Recent advances in the construction of micro/nanofibres based on food-derived biopolymers using solution blown spinning technology: A review

To address the dual challenges of traditional plastic pollution and consumption upgrades confronting the food industry, developing biodegradable micro/nanofibre materials based on food-derived polymers has emerged as an effective solution. Solution blow spinning (SBS), as an efficient, safe and easily scalable emerging technology, provides an ideal platform for processing food-derived polymers and overcoming their inherent limitations. This paper systematically reviewed the principles of SBS technology and advanced spinning strategies.
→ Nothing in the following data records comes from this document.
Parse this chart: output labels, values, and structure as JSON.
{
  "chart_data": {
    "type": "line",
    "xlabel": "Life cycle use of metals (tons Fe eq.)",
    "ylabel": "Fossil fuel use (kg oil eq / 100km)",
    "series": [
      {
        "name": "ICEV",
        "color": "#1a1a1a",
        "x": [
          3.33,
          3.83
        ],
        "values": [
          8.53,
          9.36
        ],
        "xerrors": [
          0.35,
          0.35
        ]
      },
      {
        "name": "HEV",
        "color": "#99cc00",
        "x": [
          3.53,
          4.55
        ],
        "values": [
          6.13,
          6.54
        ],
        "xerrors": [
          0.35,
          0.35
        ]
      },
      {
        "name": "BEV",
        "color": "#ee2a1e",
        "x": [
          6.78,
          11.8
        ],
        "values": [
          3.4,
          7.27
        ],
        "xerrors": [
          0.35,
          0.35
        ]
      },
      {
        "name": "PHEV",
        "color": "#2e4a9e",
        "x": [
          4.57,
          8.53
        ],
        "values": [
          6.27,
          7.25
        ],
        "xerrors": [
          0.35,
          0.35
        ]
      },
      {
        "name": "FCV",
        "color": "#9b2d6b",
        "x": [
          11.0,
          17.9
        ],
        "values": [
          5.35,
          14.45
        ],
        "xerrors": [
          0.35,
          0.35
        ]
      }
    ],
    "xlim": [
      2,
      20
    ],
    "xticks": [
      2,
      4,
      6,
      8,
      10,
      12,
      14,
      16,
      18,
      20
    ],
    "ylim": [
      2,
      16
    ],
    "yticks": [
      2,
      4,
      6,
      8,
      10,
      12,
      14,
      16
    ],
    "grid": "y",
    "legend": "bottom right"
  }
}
Specifically, the paper elaborated on the fibre formation mechanisms based on single or composite food-derived polymers and summarises the regulation patterns of fibres in terms of chemical structure, mechanical properties, barrier performance, and functional characteristics. Through composite modification and functional component loading, micro/nanofibres with outstanding performance can be successfully produced. These fibres have demonstrated significant application potential in food sectors such as active packaging, smart sensing, and controlled-release systems, effectively extending the shelf life of various food products. Despite promising prospects, current research requires further exploration in process optimization, large-scale production, and systematic validation within real food systems to advance the industrial application of this technology. This review established a holistic framework-integrating 'process-material-property-application' relationships-to provide a systematic roadmap for the precision design of micro/nanofibres based on food-derived biopolymers and facilitate their industrial transition in food packaging, smart sensing, and controlled release of active compounds.